Just so you know where i took the info from
SPEED OF GRAVITY - NEW SCIENTIST BREAKING NEWS
The speed of gravity has been measured for the first time.
The landmark experiment shows that it travels at the speed of light, meaning that Einstein's general theory of relativity has passed another test with flying colours.
We became the first two people to know the speed of gravity, one of the fundamental constants of nature," the scientists say, in an article in New Scientist print edition. One important consequence of the result is that it places constraints on theories of "brane worlds", which suggest the Universe has more spatial dimensions than the familiar three.
John Baez, a physicist from the University of California at Riverside, comments: "Einstein wins yet again." He adds that any other result would have come as a shock.
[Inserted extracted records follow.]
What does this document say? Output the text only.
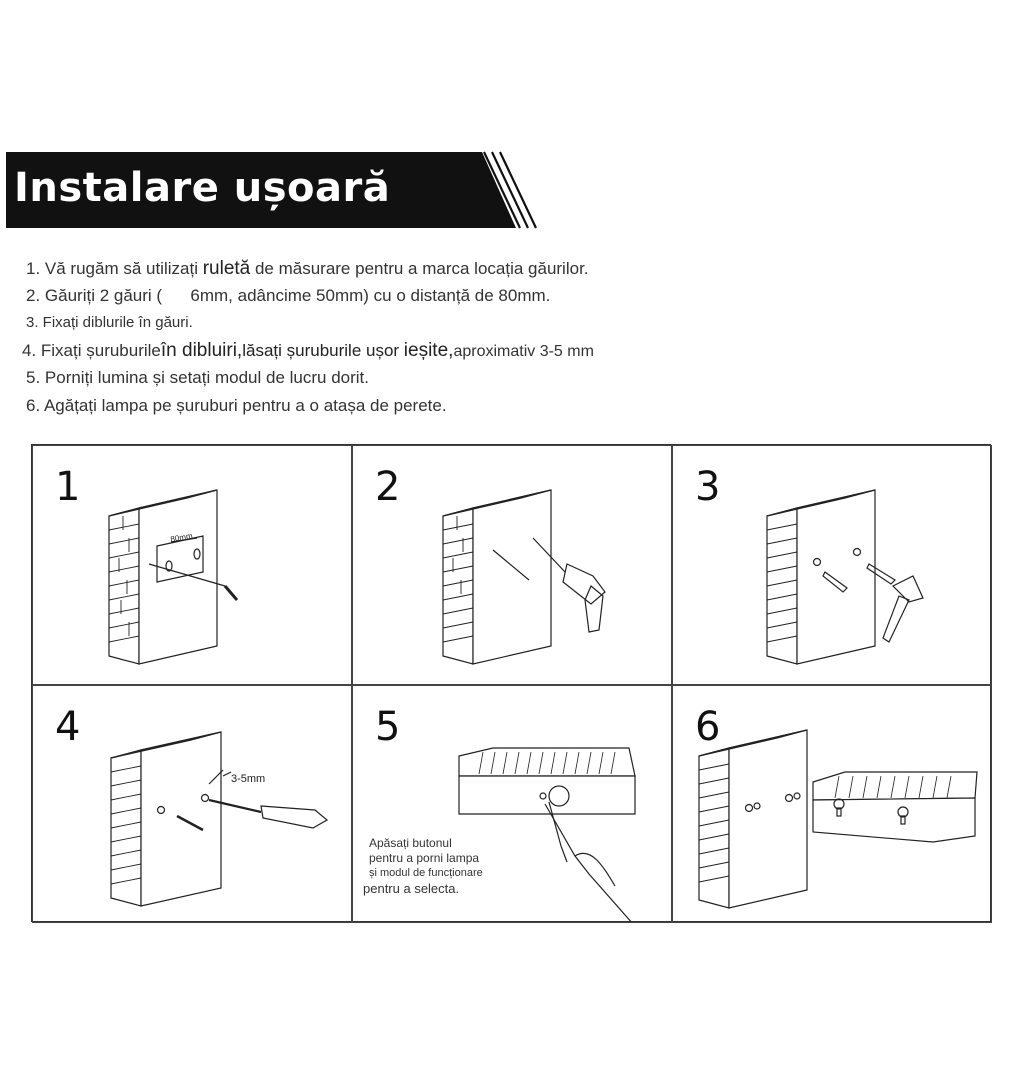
Instalare ușoară
1. Vă rugăm să utilizați ruletă de măsurare pentru a marca locația găurilor.
2. Găuriți 2 găuri (      6mm, adâncime 50mm) cu o distanță de 80mm.
3. Fixați diblurile în găuri.
4. Fixați șuruburileîn dibluiri,lăsați șuruburile ușor ieșite,aproximativ 3-5 mm
5. Porniți lumina și setați modul de lucru dorit.
6. Agățați lampa pe șuruburi pentru a o atașa de perete.
80mm
1	2	3
3-5mm
4
Apăsați butonul
pentru a porni lampa
și modul de funcționare
pentru a selecta.
5	6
Isaac Newton thought the influence of gravity was instantaneous, but Einstein assumed it travelled at the speed of light and built this into his 1915 general theory of relativity.
Light-speed gravity means that if the Sun suddenly disappeared from the centre of the Solar System, the Earth would remain in orbit for about 8.3 minutes - the time it takes light to travel from the Sun to the Earth. Then, suddenly feeling no gravity, Earth would shoot off into space in a straight line.
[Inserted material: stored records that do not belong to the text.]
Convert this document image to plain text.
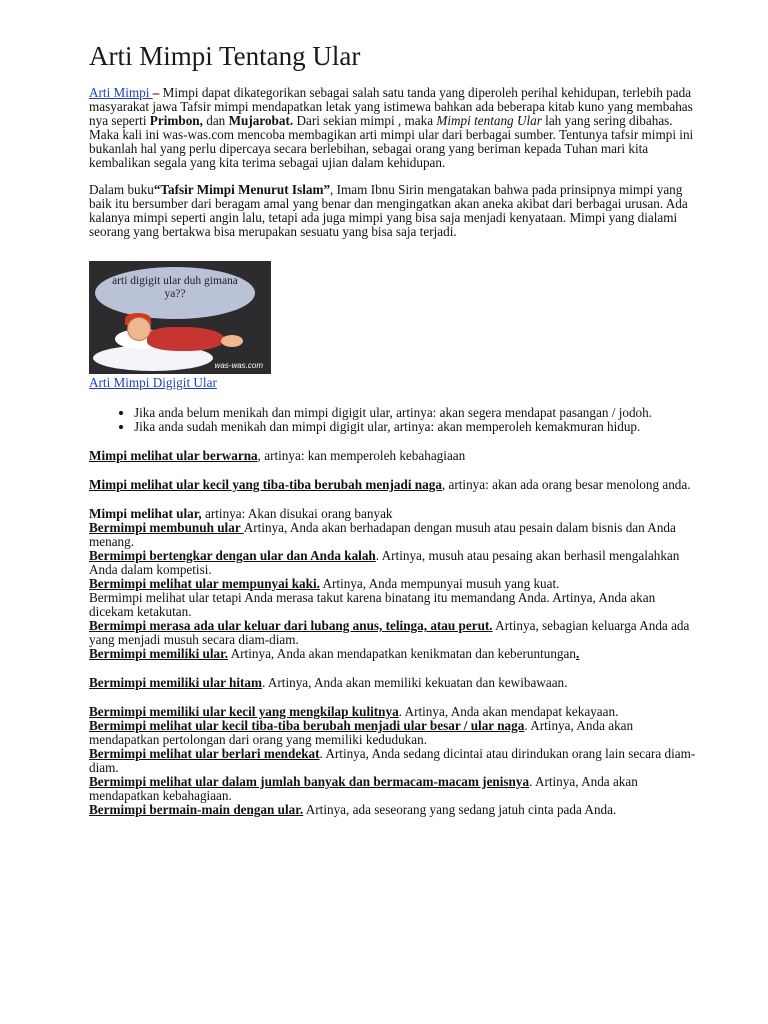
Arti Mimpi Tentang Ular

Arti Mimpi – Mimpi dapat dikategorikan sebagai salah satu tanda yang diperoleh perihal kehidupan, terlebih pada masyarakat jawa Tafsir mimpi mendapatkan letak yang istimewa bahkan ada beberapa kitab kuno yang membahas nya seperti Primbon, dan Mujarobat. Dari sekian mimpi , maka Mimpi tentang Ular lah yang sering dibahas. Maka kali ini was-was.com mencoba membagikan arti mimpi ular dari berbagai sumber. Tentunya tafsir mimpi ini bukanlah hal yang perlu dipercaya secara berlebihan, sebagai orang yang beriman kepada Tuhan mari kita kembalikan segala yang kita terima sebagai ujian dalam kehidupan.

Dalam buku“Tafsir Mimpi Menurut Islam”, Imam Ibnu Sirin mengatakan bahwa pada prinsipnya mimpi yang baik itu bersumber dari beragam amal yang benar dan mengingatkan akan aneka akibat dari berbagai urusan. Ada kalanya mimpi seperti angin lalu, tetapi ada juga mimpi yang bisa saja menjadi kenyataan. Mimpi yang dialami seorang yang bertakwa bisa merupakan sesuatu yang bisa saja terjadi.

arti digigit ular duh gimana ya??
was-was.com
Arti Mimpi Digigit Ular
• Jika anda belum menikah dan mimpi digigit ular, artinya: akan segera mendapat pasangan / jodoh.
• Jika anda sudah menikah dan mimpi digigit ular, artinya: akan memperoleh kemakmuran hidup.

Mimpi melihat ular berwarna, artinya: kan memperoleh kebahagiaan

Mimpi melihat ular kecil yang tiba-tiba berubah menjadi naga, artinya: akan ada orang besar menolong anda.

Mimpi melihat ular, artinya: Akan disukai orang banyak

Bermimpi membunuh ular Artinya, Anda akan berhadapan dengan musuh atau pesain dalam bisnis dan Anda menang.

Bermimpi bertengkar dengan ular dan Anda kalah. Artinya, musuh atau pesaing akan berhasil mengalahkan Anda dalam kompetisi.

Bermimpi melihat ular mempunyai kaki. Artinya, Anda mempunyai musuh yang kuat.

Bermimpi melihat ular tetapi Anda merasa takut karena binatang itu memandang Anda. Artinya, Anda akan dicekam ketakutan.

Bermimpi merasa ada ular keluar dari lubang anus, telinga, atau perut. Artinya, sebagian keluarga Anda ada yang menjadi musuh secara diam-diam.

Bermimpi memiliki ular. Artinya, Anda akan mendapatkan kenikmatan dan keberuntungan.

Bermimpi memiliki ular hitam. Artinya, Anda akan memiliki kekuatan dan kewibawaan.

Bermimpi memiliki ular kecil yang mengkilap kulitnya. Artinya, Anda akan mendapat kekayaan.

Bermimpi melihat ular kecil tiba-tiba berubah menjadi ular besar / ular naga. Artinya, Anda akan mendapatkan pertolongan dari orang yang memiliki kedudukan.

Bermimpi melihat ular berlari mendekat. Artinya, Anda sedang dicintai atau dirindukan orang lain secara diam-diam.

Bermimpi melihat ular dalam jumlah banyak dan bermacam-macam jenisnya. Artinya, Anda akan mendapatkan kebahagiaan.

Bermimpi bermain-main dengan ular. Artinya, ada seseorang yang sedang jatuh cinta pada Anda.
But the assumption of light-speed gravity has come under pressure from brane world theories, which suggest there are extra spatial dimensions rolled up very small. Gravity could take a short cut through these extra dimensions and so appear to travel faster than the speed of light - without violating the equations of general relativity.
But how can you measure the speed of gravity? One way would be to detect gravitational waves, little ripples in space-time that propagate out from accelerating masses. But no one has yet managed to do this.
Kopeikin found another way. He reworked the equations of general relativity to express the gravitational field of a moving body in terms of its mass, velocity and the speed of gravity. If you could measure the gravitational field of Jupiter, while knowing its mass and velocity, you could work out the speed of gravity.
The opportunity to do this arose in September 2002, when Jupiter passed in front of a quasar that emits bright radio waves. Fomalont and Kopeikin combined observations from a series of radio telescopes across the Earth to measure the apparent change in the quasar's position as the gravitational field of Jupiter bent the passing radio waves.
From that they worked out that gravity does move at the same speed as light. Their actual figure was 0.95 times light speed, but with a large error margin of plus or minus 0.25.
Their result, announced on Tuesday at a meeting of the American Astronomical Society meeting in Seattle, should help narrow down the possible number of extra dimensions and their sizes.
But experts say the indirect evidence that gravity propagates at the speed of light was already overwhelming. "It would be revolutionary if gravity were measured not to propagate at the speed of light - we were virtually certain that it must," says Lawrence Krauss of Case Western Reserve University in Cleveland, Ohio.